Maybe it’s the professor in me, but I’ve always believed that knowledge is power, and that communication is key to translating that power into results. I’m now an active member of my own health care team and work with my health care providers to research my condition and different treatment options.
Initially, I was embarrassed to share the details of what I was experiencing when my treatments weren’t helping. It took me a while to get over the taboo of talking about bowel movements, but I soon realized that for things to get better, I had to tell my health care providers about my ongoing symptoms that were affecting my life. It’s been challenging, but my health and dignity are worth it.

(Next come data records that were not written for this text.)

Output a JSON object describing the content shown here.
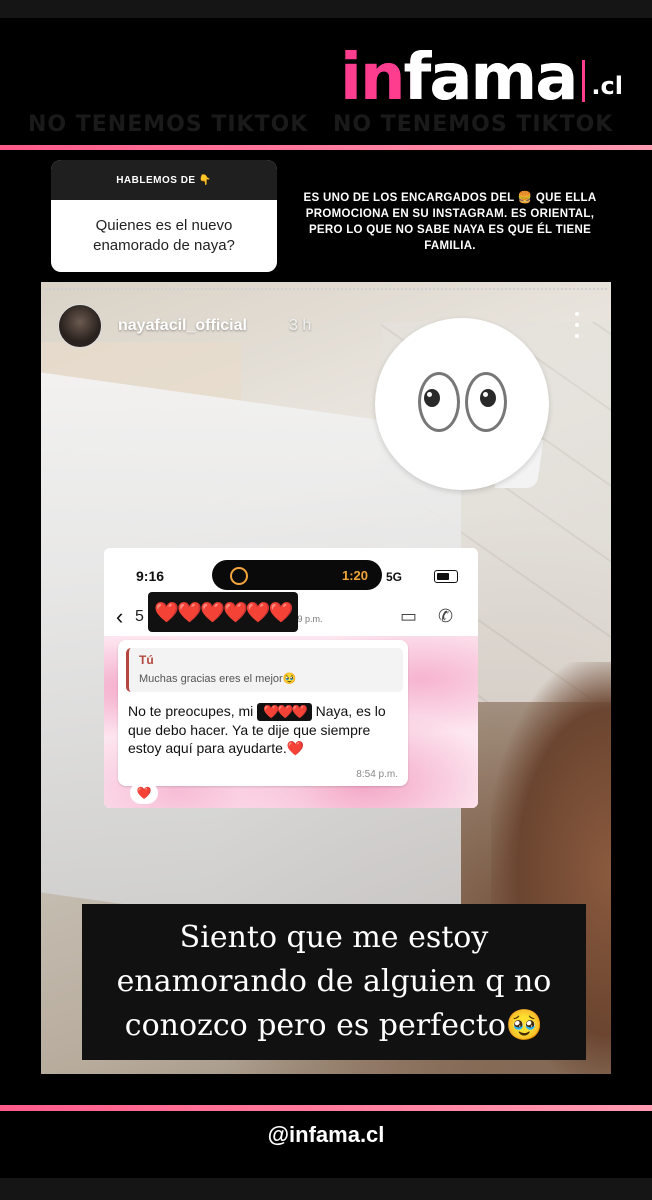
{
  "header": {
    "logo_part1": "in",
    "logo_part2": "fama",
    "logo_tld": ".cl",
    "banner_left": "NO TENEMOS TIKTOK",
    "banner_right": "NO TENEMOS TIKTOK"
  },
  "question": {
    "title": "HABLEMOS DE 👇",
    "text": "Quienes es el nuevo enamorado de naya?"
  },
  "answer": "ES UNO DE LOS ENCARGADOS DEL 🍔 QUE ELLA PROMOCIONA EN SU INSTAGRAM. ES ORIENTAL, PERO LO QUE NO SABE NAYA ES QUE ÉL TIENE FAMILIA.",
  "story": {
    "username": "nayafacil_official",
    "time": "3 h",
    "sticker": "👀"
  },
  "phone": {
    "status_time": "9:16",
    "island_time": "1:20",
    "network": "5G",
    "contact_prefix": "5",
    "contact_redacted": "❤️❤️❤️❤️❤️❤️",
    "last_seen": "...(3) 9:09 p.m.",
    "quote_name": "Tú",
    "quote_text": "Muchas gracias eres el mejor🥹",
    "msg_before": "No te preocupes, mi ",
    "msg_redacted": "❤️❤️❤️",
    "msg_after": " Naya, es lo que debo hacer. Ya te dije que siempre estoy aquí para ayudarte.❤️",
    "msg_time": "8:54 p.m.",
    "reaction": "❤️"
  },
  "caption": "Siento que me estoy enamorando de alguien q no conozco pero es perfecto🥹",
  "footer": {
    "handle": "@infama.cl"
  }
}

Today, working together with my health care team, I’ve found a treatment approach that works for me. I openly share what I’m going through with my immediate family members, who are extremely supportive and listen to me willingly. I’m also involved in several online support groups.
I am starting to appreciate that while I may not be able to change the fact that I have CIC, there are a lot of things that I can do. I can reframe my perspective and reshape my attitude. I can research. I can advocate for myself. I can reduce negative self-talk. I can support others facing similar struggles. I can encourage them not to give up if what they’ve tried so far isn’t working and, instead, motivate them to tell their health care providers what they’re going through and ask if there’s something different they can try. I can share my story to help increase knowledge about this seldom-talked-about condition.
I realize that everyone’s experience may be different, but for me, having CIC means I have good days and not so good ones, but how I choose to live them is up to me. I have started to calculate what I call my “usable hours,” and then I pace myself so that I can partake in activities that give me joy each day.
I am eternally grateful to my medical team who helped get me to a place where I have more usable hours again. I’m also incredibly proud of myself because I know that I wouldn’t have gotten here without educating myself, advocating for my needs and continually growing as a person throughout the process.